Cyclicality of SME lending and government involvement in banks

Journal of Banking & Finance 2017 77, 64-77
Recent regulatory efforts aim at lowering the cyclicality of bank lending because of its potentially detrimental effects on financial stability and the real economy. We investigate the cyclicality of SME lending of local banks with versus without a public mandate, controlling for location, size, loan maturity, capitalization, funding structure, liquidity, profitability, and credit demand-side factors. The public mandate is set by local governments and stipulates a sustainable provision of financial services to local customers and a deviation from strict profit maximization. We find that banks with a public mandate are 25% less cyclical than other local banks. The result is credit supply-side driven and especially strong for public mandate banks with high liquidity and stable deposit funding. Our findings have implications for the bank structure, financial stability and the finance-growth nexus in a local context.

Financial constraints of private firms and bank lending behavior

Journal of Banking & Finance 2013 37(9), 3472-3485
We investigate whether and how financial constraints of private firms depend on bank lending behavior. Bank lending behavior, especially its scale, scope and timing, is largely driven by bank business models which differ between privately owned and state-owned banks. Using a unique dataset on private small and medium-sized enterprises (SMEs) we find that an increase in relative borrowings from local state-owned banks significantly reduces firms’ financial constraints, while there is no such effect for privately owned banks. Improved credit availability and private information production are the main channels that explain our result. We also show that the lending behavior of local state-owned banks can be sustainable because it is less cyclical and neither leads to more risk taking nor underperformance.

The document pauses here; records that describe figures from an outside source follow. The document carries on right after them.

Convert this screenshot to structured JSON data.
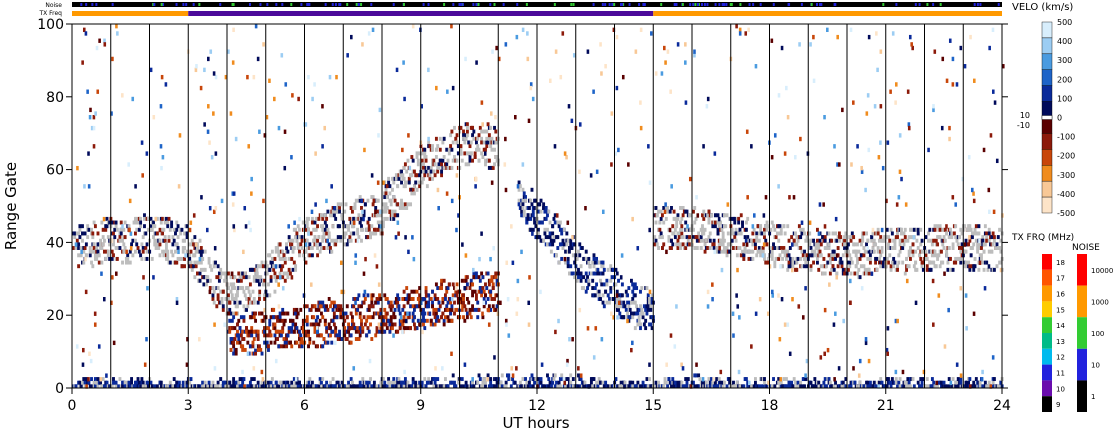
{
  "chart_data": {
    "type": "heatmap",
    "xlabel": "UT hours",
    "ylabel": "Range Gate",
    "xlim": [
      0,
      24
    ],
    "ylim": [
      0,
      100
    ],
    "xticks": [
      "0",
      "3",
      "6",
      "9",
      "12",
      "15",
      "18",
      "21",
      "24"
    ],
    "yticks": [
      "0",
      "20",
      "40",
      "60",
      "80",
      "100"
    ],
    "x_minor_lines_hours": [
      1,
      2,
      3,
      4,
      5,
      6,
      7,
      8,
      9,
      10,
      11,
      12,
      13,
      14,
      15,
      16,
      17,
      18,
      19,
      20,
      21,
      22,
      23
    ],
    "top_strips": {
      "noise_label": "Noise",
      "txfreq_label": "TX Freq",
      "txfreq_segments": [
        {
          "start": 0,
          "end": 3,
          "freq_class": "orange"
        },
        {
          "start": 3,
          "end": 15,
          "freq_class": "purple"
        },
        {
          "start": 15,
          "end": 24,
          "freq_class": "orange"
        }
      ]
    },
    "velocity_scale": {
      "title": "VELO (km/s)",
      "ticks": [
        "500",
        "400",
        "300",
        "200",
        "100",
        "0",
        "-100",
        "-200",
        "-300",
        "-400",
        "-500"
      ],
      "ground_scatter_labels": [
        "10",
        "-10"
      ],
      "colors": [
        "#d8eefc",
        "#9ccdf3",
        "#4a9be0",
        "#1e64c8",
        "#0a2a9a",
        "#000a5a",
        "#5a0000",
        "#8c1a0a",
        "#c8460a",
        "#f08c1e",
        "#f8c896",
        "#fde4c8"
      ]
    },
    "txfreq_scale": {
      "title": "TX FRQ (MHz)",
      "ticks": [
        "18",
        "17",
        "16",
        "15",
        "14",
        "13",
        "12",
        "11",
        "10",
        "9"
      ],
      "colors": [
        "#ff0000",
        "#ff5500",
        "#ff9900",
        "#ffcc00",
        "#33cc33",
        "#00bb88",
        "#00bbee",
        "#2222dd",
        "#6a0dad",
        "#000000"
      ]
    },
    "noise_scale": {
      "title": "NOISE",
      "ticks": [
        "10000",
        "1000",
        "100",
        "10",
        "1"
      ],
      "colors": [
        "#ff0000",
        "#ff9900",
        "#33cc33",
        "#2222dd",
        "#000000"
      ]
    },
    "series": [
      {
        "x": [
          0,
          0.5,
          1,
          1.5,
          2,
          2.5,
          3,
          3.5,
          4,
          4.5,
          5,
          5.5,
          6,
          6.5,
          7,
          7.5,
          8
        ],
        "y": [
          38,
          39,
          40,
          40,
          41,
          40,
          38,
          30,
          25,
          27,
          30,
          35,
          40,
          42,
          45,
          46,
          47
        ]
      },
      {
        "x": [
          8,
          8.5,
          9,
          9.5,
          10,
          10.5,
          11
        ],
        "y": [
          50,
          54,
          60,
          64,
          66,
          68,
          64
        ]
      },
      {
        "x": [
          11.5,
          12,
          12.5,
          13,
          13.5,
          14,
          14.5,
          15
        ],
        "y": [
          52,
          46,
          40,
          34,
          30,
          26,
          22,
          20
        ]
      },
      {
        "x": [
          15,
          16,
          17,
          18,
          19,
          20,
          21,
          22,
          23,
          24
        ],
        "y": [
          44,
          43,
          42,
          39,
          37,
          36,
          37,
          38,
          38,
          38
        ]
      },
      {
        "x": [
          4,
          5,
          6,
          7,
          8,
          9,
          10,
          11
        ],
        "y": [
          14,
          15,
          17,
          18,
          20,
          22,
          24,
          26
        ]
      },
      {
        "x": [
          0,
          1,
          2,
          3,
          4,
          5,
          6,
          7,
          8,
          9,
          10,
          11,
          12,
          13,
          14,
          15,
          16,
          17,
          18,
          19,
          20,
          21,
          22,
          23,
          24
        ],
        "y": [
          0,
          0,
          0,
          0,
          0,
          0,
          0,
          0,
          0,
          0,
          1,
          1,
          1,
          1,
          0,
          0,
          1,
          0,
          0,
          0,
          0,
          0,
          0,
          0,
          0
        ]
      }
    ]
  }
}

On portfolio optimization: Imposing the right constraints

Journal of Banking & Finance 2013 37(4), 1232-1242
We reassess the recent finding that no established portfolio strategy outperforms the naively diversified portfolio, 1/N, by developing a constrained minimum-variance portfolio strategy on a shrinkage theory based framework. Our results show that our constrained minimum-variance portfolio yields significantly lower out-of-sample variances than many established minimum-variance portfolio strategies. Further, we observe that our portfolio strategy achieves higher Sharpe ratios than 1/N, amounting to an average Sharpe ratio increase of 32.5% across our six empirical datasets. We find that our constrained minimum-variance strategy is the only strategy that achieves the goal of improving the Sharpe ratio of 1/N consistently and significantly. At the same time, our developed portfolio strategy achieves a comparatively low turnover and exhibits no excessive short interest.